Ethereum Security – Best Practices to Prevent Smart Contract Code Reuse

dapp-developmentSecuritysoliditytruffle

I'm new to smart contract development. I have built a couple of sample projects and deployed those to my private network. So now I am doing some research on best practices in regards to smart contract security and protecting my intellectual property from those that would like to steal it and use it for their own purposes.

From what I have read, smart contract bytecodes are visible in the blockchain, but supposedly it is impossible to turn those bytecodes back into solidity code. Even still, is there anyway to take the bytecodes from the block chain, copy them and use them for your own purposes?

Please give me some best practices to follow when dealing with smart contracts in regards to security and protecting my intellectual property.

Best Answer

Sorry to be a downer...

You can't recover the original code from byte code because information is lost during the compilation. However, disassembly is always possible if the byte code is retrievable. Since the code for the contract must be executed by all full nodes and by miners, the byte code must be readily available to those parties. In practice, since anyone can be a node, that means everyone can get the byte code. As a former assembly programmer, I will assert that it is impossible to protect your IP completely in this case. If it's economically beneficial or just plain interesting, it will probably get reverse engineered.
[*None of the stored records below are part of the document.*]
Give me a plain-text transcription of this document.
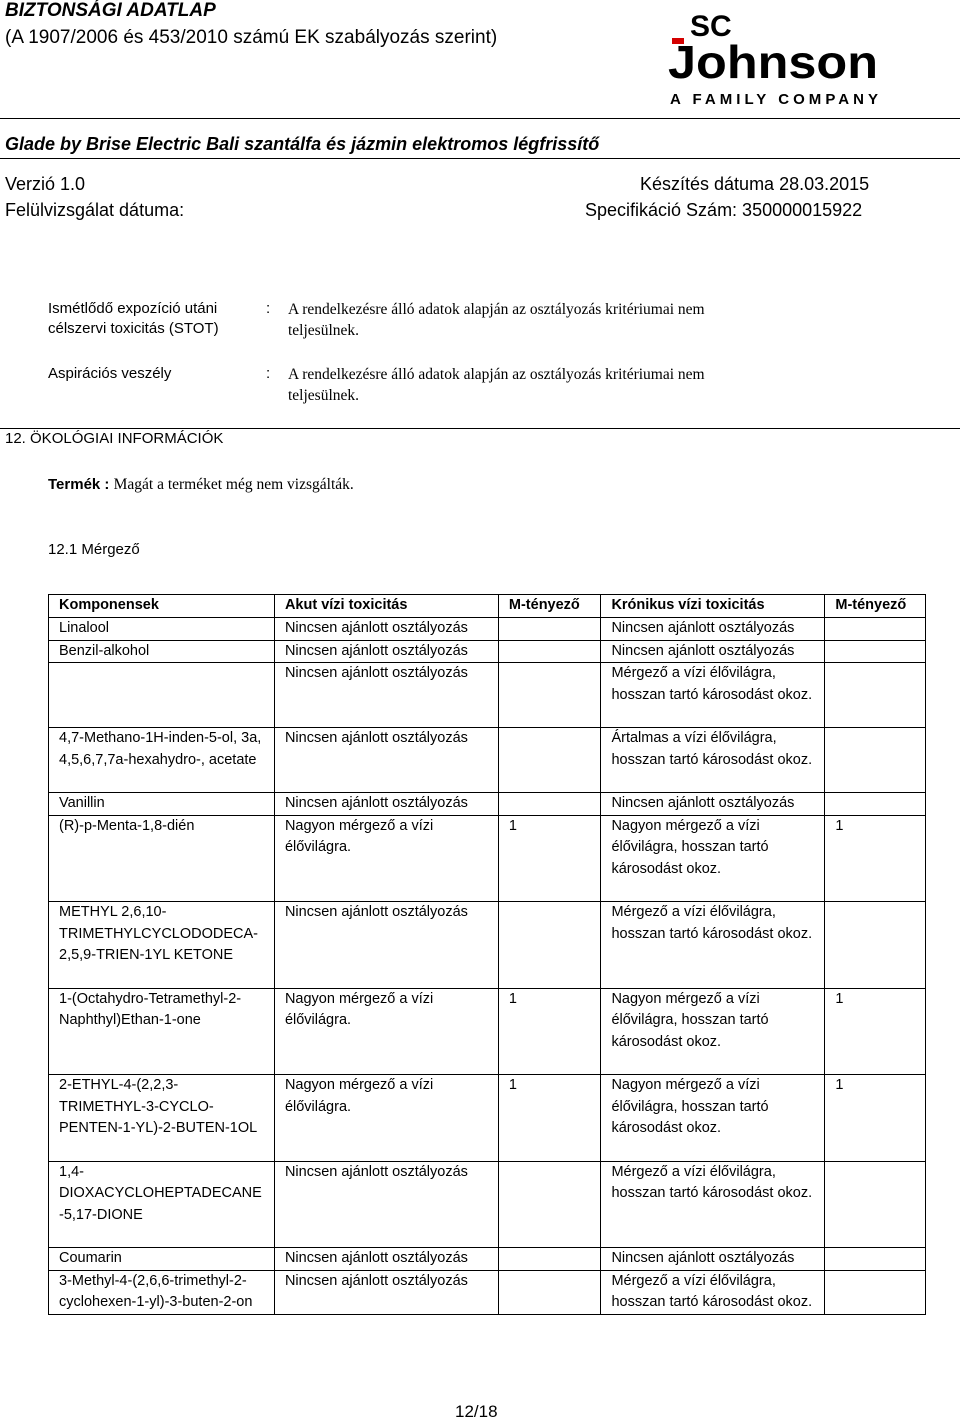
BIZTONSÁGI ADATLAP
(A 1907/2006 és 453/2010 számú EK szabályozás szerint)	SC
Johnson
A FAMILY COMPANY
Glade by Brise Electric Bali szantálfa és jázmin elektromos légfrissítő
Verzió 1.0	Készítés dátuma 28.03.2015
Felülvizsgálat dátuma:	Specifikáció Szám: 350000015922
Ismétlődő expozíció utáni
célszervi toxicitás (STOT)
: A rendelkezésre álló adatok alapján az osztályozás kritériumai nem
teljesülnek.
Aspirációs veszély	: A rendelkezésre álló adatok alapján az osztályozás kritériumai nem
teljesülnek.
12. ÖKOLÓGIAI INFORMÁCIÓK
Termék : Magát a terméket még nem vizsgálták.
12.1 Mérgező
Komponensek	Akut vízi toxicitás	M-tényező	Krónikus vízi toxicitás	M-tényező
Linalool	Nincsen ajánlott osztályozás		Nincsen ajánlott osztályozás	
Benzil-alkohol	Nincsen ajánlott osztályozás		Nincsen ajánlott osztályozás	
	Nincsen ajánlott osztályozás		Mérgező a vízi élővilágra, hosszan tartó károsodást okoz.	
4,7-Methano-1H-inden-5-ol, 3a, 4,5,6,7,7a-hexahydro-, acetate	Nincsen ajánlott osztályozás		Ártalmas a vízi élővilágra, hosszan tartó károsodást okoz.	
Vanillin	Nincsen ajánlott osztályozás		Nincsen ajánlott osztályozás	
(R)-p-Menta-1,8-dién	Nagyon mérgező a vízi élővilágra.	1	Nagyon mérgező a vízi élővilágra, hosszan tartó károsodást okoz.	1
METHYL 2,6,10-TRIMETHYLCYCLODODECA-2,5,9-TRIEN-1YL KETONE	Nincsen ajánlott osztályozás		Mérgező a vízi élővilágra, hosszan tartó károsodást okoz.	
1-(Octahydro-Tetramethyl-2-Naphthyl)Ethan-1-one	Nagyon mérgező a vízi élővilágra.	1	Nagyon mérgező a vízi élővilágra, hosszan tartó károsodást okoz.	1
2-ETHYL-4-(2,2,3-TRIMETHYL-3-CYCLO-PENTEN-1-YL)-2-BUTEN-1OL	Nagyon mérgező a vízi élővilágra.	1	Nagyon mérgező a vízi élővilágra, hosszan tartó károsodást okoz.	1
1,4-DIOXACYCLOHEPTADECANE -5,17-DIONE	Nincsen ajánlott osztályozás		Mérgező a vízi élővilágra, hosszan tartó károsodást okoz.	
Coumarin	Nincsen ajánlott osztályozás		Nincsen ajánlott osztályozás	
3-Methyl-4-(2,6,6-trimethyl-2-cyclohexen-1-yl)-3-buten-2-on	Nincsen ajánlott osztályozás		Mérgező a vízi élővilágra, hosszan tartó károsodást okoz.	
12/18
Unfortunately, I can't offer best practices; legal avenues may be your best bet (but not patenting or copyright; not particularly useful here). At best, I think you can use some anti-disassembler techniques, but those will increase the cost of executing your contracts. As a person who has personally stripped out anti-piracy code from software I own in order to speed it up, I would ask that you try some other method of making your business (I assume) more resilient to reverse engineering.

Given that even with protections like clock-skew detection, instruction timing checks, hardware-based protection, encrypted instructions, and checks that test physical hardware only slow down the best crackers, it's almost certainly a better use of your time/efforts to build a better product/business than it is to try to defend against this scenario on the EVM (which is a much simpler system than a real computer and therefore easier to defeat due to a reduction in things that can be worked into the byte code). If you have to ask this question about best practices, it's almost certain that there are people, individually (let alone as a group) who can break your obfuscation efforts more easily than you can implement obfuscation.